Otherwise, the parallels between Hollywood’s globally scrutinised prize-giving and English football’s night of a thousand stars, plus Patrick Kisnorbo, of Leeds United, are obvious and plentiful. For starters, both ceremonies take place in the spiritual home of their respective businesses — Los Angeles, in the film industry’s case, and a swanky hotel in Mayfair, Central London, in the case of football. You can’t get closer to the beating heart of football in 2010, surely, than under chandeliers the size of tractors at the Grosvenor.
And, similarly, both events are a fashion story, as much as anything else, with the world of couture waiting eagerly to see what the evening’s leading figures are wearing. In this area we can report — amid the football community, at any rate — a surge back towards the restraint and security of the traditional black tie. In recent years there had been a concerted breakaway from bow ties and towards cravats, with greys and even bright lilacs and sunny yellows dominating, and with, in tandem, a broad and slightly disquieting nonchalance about looking a total, preening ninny.

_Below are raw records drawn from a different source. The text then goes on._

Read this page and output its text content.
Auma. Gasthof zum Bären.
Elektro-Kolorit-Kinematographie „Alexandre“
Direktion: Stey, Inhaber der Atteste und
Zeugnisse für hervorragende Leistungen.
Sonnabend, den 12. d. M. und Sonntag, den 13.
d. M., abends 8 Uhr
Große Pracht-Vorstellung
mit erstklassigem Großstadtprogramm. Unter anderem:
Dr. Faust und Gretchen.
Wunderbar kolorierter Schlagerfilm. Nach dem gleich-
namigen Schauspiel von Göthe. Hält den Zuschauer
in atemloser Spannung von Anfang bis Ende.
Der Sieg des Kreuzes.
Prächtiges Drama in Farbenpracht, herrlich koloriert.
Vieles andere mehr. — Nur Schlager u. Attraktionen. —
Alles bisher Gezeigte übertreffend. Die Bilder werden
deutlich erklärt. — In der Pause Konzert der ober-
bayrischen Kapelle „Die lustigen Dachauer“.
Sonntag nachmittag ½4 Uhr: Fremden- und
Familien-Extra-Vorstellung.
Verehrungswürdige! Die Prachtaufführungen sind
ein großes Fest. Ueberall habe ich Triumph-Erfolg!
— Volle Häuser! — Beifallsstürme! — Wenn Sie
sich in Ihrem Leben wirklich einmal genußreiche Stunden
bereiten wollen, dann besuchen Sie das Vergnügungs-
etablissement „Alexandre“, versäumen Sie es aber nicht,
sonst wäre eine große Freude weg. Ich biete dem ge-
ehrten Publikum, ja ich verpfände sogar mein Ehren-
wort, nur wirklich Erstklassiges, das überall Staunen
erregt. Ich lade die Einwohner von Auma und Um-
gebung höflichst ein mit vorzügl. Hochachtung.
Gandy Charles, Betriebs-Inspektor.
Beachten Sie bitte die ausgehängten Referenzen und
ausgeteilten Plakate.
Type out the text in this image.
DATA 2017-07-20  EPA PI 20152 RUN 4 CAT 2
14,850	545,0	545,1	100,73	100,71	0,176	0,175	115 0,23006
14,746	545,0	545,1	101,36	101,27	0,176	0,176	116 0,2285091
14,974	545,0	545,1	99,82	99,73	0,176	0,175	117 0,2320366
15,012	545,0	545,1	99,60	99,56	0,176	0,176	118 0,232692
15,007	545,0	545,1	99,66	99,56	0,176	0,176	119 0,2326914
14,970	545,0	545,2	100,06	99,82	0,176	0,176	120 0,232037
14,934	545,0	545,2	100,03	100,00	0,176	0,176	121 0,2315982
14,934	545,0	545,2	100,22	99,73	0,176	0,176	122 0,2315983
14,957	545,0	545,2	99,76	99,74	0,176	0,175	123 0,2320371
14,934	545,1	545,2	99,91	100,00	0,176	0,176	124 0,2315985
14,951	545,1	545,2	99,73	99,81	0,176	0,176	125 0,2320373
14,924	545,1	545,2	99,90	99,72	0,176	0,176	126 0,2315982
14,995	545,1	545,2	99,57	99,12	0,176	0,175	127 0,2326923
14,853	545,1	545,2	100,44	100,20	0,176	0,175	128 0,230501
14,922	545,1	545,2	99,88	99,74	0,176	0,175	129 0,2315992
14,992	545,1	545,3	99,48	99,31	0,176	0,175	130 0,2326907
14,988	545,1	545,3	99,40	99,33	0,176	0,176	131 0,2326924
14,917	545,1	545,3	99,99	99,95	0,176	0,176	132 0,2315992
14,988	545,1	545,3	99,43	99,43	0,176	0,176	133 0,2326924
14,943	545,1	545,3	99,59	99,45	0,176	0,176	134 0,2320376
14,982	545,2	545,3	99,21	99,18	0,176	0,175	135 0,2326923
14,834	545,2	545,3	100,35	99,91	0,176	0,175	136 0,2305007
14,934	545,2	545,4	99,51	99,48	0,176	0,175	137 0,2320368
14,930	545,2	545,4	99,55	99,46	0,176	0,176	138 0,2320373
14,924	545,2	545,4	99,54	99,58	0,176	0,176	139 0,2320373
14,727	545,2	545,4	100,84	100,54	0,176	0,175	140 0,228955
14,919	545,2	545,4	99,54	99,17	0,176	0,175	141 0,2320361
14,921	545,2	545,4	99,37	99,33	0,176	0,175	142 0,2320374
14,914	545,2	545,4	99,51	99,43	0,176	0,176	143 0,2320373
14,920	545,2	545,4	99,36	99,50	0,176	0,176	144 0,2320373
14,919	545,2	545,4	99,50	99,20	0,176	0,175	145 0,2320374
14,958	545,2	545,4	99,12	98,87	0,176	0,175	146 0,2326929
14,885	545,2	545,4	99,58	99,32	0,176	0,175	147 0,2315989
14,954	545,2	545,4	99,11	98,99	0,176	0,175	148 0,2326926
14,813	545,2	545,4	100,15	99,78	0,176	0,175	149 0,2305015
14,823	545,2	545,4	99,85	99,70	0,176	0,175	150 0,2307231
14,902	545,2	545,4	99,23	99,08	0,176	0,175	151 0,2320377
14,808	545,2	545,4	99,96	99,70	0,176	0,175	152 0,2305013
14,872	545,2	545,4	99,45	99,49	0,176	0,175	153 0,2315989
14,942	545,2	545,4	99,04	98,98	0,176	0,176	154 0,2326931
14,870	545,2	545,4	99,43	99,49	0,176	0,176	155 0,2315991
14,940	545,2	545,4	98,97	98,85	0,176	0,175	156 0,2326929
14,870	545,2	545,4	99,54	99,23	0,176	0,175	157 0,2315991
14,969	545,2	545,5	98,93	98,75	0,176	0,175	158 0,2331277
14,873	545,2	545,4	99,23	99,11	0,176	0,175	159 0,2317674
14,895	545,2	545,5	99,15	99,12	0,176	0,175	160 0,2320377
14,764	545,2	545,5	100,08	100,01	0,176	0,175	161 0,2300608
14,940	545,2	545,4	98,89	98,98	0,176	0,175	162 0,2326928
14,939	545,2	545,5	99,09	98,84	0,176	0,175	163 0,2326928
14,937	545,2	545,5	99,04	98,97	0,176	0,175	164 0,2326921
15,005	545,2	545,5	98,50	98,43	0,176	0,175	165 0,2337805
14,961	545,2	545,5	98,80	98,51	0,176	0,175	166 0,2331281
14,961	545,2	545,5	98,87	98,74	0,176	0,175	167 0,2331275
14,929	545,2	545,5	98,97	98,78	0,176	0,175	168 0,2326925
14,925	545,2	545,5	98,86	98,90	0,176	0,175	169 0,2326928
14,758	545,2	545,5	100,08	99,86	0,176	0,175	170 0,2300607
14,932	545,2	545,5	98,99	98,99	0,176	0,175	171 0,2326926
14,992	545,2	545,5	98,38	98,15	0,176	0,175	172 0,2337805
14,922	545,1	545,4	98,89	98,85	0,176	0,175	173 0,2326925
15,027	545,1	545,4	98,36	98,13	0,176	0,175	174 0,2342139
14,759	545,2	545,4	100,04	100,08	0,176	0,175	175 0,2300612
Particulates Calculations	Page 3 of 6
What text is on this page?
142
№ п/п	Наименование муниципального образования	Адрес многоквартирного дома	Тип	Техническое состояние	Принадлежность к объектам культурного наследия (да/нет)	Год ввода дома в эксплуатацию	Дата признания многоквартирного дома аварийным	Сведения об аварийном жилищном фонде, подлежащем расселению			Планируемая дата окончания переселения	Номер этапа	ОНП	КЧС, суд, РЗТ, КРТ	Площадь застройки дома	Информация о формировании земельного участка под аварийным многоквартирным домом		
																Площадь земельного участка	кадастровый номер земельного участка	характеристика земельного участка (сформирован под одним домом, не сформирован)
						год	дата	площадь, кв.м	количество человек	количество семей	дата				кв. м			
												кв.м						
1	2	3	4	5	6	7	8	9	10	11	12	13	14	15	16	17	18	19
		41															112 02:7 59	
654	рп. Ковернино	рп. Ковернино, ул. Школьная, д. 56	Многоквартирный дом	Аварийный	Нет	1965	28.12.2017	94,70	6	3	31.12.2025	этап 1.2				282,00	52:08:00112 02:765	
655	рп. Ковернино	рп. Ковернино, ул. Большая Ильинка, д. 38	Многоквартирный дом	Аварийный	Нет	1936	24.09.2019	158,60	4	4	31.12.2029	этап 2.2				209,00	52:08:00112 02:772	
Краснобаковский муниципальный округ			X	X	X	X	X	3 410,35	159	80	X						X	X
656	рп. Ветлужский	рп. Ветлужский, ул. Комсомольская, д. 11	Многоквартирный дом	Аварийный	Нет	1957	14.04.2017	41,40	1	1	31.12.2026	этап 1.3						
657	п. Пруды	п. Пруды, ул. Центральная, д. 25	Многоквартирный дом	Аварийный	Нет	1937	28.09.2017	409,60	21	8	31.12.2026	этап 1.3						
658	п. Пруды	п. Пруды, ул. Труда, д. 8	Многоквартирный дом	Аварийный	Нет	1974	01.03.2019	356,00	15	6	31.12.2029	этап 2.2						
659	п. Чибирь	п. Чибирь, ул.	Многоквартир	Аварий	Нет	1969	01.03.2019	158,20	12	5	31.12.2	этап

This year, though, it was very much back to basics, night attire-wise, certainly among the evening’s big winners, Wayne Rooney and James Milner. In this, the evening may well have been bearing the gloomy imprint of the recession. Remember that this is a night for players across all four of the English professional leagues. Some of those players are on only £4,000 a week, or even less.
Rooney, of course, won Player of the Year and he was able to reassure the room, during his acceptance speech, that he hopes to recover from injury and play a role in the most important part of it. Actually, make that “acceptance interview” rather than “acceptance speech”, the PFA having long since eliminated any potential out-of-comfort-zone awkwardness by getting Stelling to tee up a few questions on the podium.
Fair enough, I suppose, although if you don’t want to see Rooney burst like an overfilled gutter and cry out, in the manner of Sally Field, “You like me, you really like me”, I politely suggest you’re not really interested in football awards ceremonies.